St. Rita of Cascia & Baseball – My New Favorite Saint

theophilus May 22nd, 2008

I think I might have a new favorite saint.  St. Rita of Cascia is new to the U.S. liturgical calendar even though she lived in the 15th Century and was canonized in 1900.  Why the Church waited so long to canonize her and then get her on our calendar is beyond me because I fell in love with her story as soon as I read it.

She wanted to become a nun but her parents wanted her to marry.  She obeyed her parents and was rewarded by being married to a jerk.  With him, she had two boys – both of whom tried her patience.  After 18 years of marriage, her husband had started to come around when he was killed by a political rival.  She grew justifiably concerned that her sons were going to try and exact revenge.  She tried to persuade them to forgive and forget but ultimately had to give them over to God, as she prayed that God would stop their plans.  Both sons died of natural causes within a year of their father’s murder.  Talk about God needing to go to extreme measures.

St. Rita decided to enter a convent but the nuns wouldn’t accept her because of the political turmoil involving her family.  Realizing this obstacle, she reconciled the warring families, which in turn led to her being admitted to the convent.  There is a story that the nuns really couldn’t refuse her when they found her one morning inside the locked convent with no visible signs of entry.  It was said that she was transported into the convent walls by St. John the Baptist, St. Augustine and St. Nicholas of Tolentino, her patron saints.  It makes me think that I really need to figure out who my patron saints are and start praying to them.

One night while she was praying, she received a thorn above her forehead from Christ’s crown of thorns.  The wound would remain for the rest of her life and would end up smelling so badly that she was separated from the other nuns.  St. Rita was a model nun.  She died in 1457, her body incorrupt, her wound smelling of roses.

There is much to admire about St. Rita as she led just a great and holy life.  Oh, and for some reason, she is the unofficial patron saint of baseball.  As she is also a patron saint of lost and impossible causes, I now consider her to be the patron saint of my beloved Cincinnati Reds.

As I read about her rather unusual wound, I wonder what she thought about the thorn in her forehead.  It had to hurt, it certainly smelled.  The other nuns probably looked at her kinda sideways.  So, did she consider it a blessing or a curse?
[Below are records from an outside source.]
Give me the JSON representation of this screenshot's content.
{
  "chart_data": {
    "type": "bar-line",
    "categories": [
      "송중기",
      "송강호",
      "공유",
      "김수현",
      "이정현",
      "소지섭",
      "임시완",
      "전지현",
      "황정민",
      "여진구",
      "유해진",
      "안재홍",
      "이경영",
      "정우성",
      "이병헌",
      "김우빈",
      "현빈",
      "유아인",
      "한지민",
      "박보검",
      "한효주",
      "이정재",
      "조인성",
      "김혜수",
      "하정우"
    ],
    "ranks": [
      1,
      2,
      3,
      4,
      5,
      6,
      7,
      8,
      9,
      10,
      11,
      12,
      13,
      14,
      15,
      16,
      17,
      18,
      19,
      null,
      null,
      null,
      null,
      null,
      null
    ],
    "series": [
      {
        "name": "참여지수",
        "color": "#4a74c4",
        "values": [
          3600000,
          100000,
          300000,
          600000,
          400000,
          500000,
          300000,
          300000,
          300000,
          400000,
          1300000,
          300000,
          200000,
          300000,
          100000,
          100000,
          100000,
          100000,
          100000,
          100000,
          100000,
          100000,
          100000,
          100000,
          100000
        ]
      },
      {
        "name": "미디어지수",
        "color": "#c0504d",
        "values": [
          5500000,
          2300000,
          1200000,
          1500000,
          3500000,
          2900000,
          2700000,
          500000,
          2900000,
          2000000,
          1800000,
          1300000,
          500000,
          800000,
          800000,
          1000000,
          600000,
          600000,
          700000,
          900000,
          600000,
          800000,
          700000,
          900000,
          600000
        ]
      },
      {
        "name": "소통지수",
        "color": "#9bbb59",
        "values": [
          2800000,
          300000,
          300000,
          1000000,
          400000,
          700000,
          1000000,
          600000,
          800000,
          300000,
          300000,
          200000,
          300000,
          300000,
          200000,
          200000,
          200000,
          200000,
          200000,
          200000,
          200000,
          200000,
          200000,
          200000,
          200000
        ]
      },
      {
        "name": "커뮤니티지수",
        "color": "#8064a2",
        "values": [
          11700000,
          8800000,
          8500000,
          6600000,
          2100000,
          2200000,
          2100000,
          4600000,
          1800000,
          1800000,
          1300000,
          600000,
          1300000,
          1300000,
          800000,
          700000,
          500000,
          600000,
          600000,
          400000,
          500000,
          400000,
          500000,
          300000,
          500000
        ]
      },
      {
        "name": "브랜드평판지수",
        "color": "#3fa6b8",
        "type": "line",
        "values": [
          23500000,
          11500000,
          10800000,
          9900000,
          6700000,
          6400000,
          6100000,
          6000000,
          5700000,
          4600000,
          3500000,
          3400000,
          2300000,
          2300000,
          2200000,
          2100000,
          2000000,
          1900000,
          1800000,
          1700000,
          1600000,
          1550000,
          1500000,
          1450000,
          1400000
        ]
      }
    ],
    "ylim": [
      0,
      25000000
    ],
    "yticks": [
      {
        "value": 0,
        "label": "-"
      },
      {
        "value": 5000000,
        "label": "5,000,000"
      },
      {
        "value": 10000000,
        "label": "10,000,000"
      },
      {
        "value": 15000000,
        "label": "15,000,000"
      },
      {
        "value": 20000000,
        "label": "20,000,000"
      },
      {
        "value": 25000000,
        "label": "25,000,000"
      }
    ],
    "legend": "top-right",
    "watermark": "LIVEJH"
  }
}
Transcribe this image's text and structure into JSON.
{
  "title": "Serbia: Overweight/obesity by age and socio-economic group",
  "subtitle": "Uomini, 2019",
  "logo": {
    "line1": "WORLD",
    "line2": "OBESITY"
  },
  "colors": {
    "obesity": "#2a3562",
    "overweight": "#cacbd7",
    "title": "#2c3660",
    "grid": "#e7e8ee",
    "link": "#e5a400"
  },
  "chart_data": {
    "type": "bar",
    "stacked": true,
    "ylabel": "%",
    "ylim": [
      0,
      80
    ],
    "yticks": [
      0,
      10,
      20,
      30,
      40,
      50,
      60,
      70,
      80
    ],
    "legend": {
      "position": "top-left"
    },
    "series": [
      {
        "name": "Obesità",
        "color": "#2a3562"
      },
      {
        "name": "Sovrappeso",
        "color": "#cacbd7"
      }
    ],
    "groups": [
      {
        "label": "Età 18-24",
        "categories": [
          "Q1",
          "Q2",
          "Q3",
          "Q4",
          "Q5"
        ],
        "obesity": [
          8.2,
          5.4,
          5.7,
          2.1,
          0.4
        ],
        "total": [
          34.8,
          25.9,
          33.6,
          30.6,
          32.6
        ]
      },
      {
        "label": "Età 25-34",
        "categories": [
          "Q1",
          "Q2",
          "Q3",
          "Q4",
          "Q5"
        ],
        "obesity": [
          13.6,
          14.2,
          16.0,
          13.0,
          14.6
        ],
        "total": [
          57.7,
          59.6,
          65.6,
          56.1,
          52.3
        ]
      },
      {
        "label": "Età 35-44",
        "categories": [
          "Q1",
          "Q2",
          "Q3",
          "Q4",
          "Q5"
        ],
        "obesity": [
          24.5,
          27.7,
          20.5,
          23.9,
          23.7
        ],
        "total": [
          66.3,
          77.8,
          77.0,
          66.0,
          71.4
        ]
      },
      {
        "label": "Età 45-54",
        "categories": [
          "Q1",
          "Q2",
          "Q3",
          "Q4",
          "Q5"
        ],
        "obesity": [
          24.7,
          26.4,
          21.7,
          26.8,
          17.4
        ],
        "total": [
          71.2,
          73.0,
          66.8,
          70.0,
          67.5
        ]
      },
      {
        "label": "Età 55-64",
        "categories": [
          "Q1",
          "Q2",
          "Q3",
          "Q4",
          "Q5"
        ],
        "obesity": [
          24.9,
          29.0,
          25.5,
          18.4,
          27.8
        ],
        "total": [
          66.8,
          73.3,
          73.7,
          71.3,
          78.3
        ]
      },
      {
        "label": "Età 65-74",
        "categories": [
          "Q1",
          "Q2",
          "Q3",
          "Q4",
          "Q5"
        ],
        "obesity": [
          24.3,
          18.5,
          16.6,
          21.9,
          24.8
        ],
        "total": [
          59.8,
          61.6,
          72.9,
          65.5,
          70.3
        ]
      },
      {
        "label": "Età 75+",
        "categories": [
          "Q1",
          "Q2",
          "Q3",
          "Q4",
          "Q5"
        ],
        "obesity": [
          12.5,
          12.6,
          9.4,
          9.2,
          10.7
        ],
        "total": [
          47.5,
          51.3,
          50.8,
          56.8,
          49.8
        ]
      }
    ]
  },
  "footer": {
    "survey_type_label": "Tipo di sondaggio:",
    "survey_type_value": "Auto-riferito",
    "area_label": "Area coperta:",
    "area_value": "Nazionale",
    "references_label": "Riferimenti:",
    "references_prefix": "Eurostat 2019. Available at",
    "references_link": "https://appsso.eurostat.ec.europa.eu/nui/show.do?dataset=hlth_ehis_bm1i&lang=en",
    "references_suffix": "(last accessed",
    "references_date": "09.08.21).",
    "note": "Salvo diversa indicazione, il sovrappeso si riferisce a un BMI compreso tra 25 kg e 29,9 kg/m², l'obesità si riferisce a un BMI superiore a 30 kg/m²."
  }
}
I ask the question because I have facial birth defects – it’s clear that something is screwed up with my face.  I’ve often wondered whether my face is a blessing or a curse.  I often asked myself what would I do if Christ would appear to me and tell me that he would heal me – that all I would need to do is ask.  Would I want to be healed?

I have trouble answering this question because my face and my birth defects have become an ingrained part of my personailty, an integral part of who I am.  My face has taught me humility, patience, and forgivness.  You haven’t lived until you’ve had to respond to a little boy telling you that you have a “funny looking” face and you realize the only appropriate response is a laugh and a “yes, I do.”

Did St. Rita want to be cured of the thorn?  Afterall, it was a special sign from God - a different twist on the stigmata.  Did it become a part of who she was, so to heal her would be to take away something integral to her?

I’m glad to have gotten to learn about this incredible saint.  She was a wonderful woman who has a great deal to teach us today.  And as the Reds are opening a four-game series with the Padres tonight in San Diego, I think it only appropriate for me to say a little novena on their behalf – that is assuming she isn’t already a Padres fan.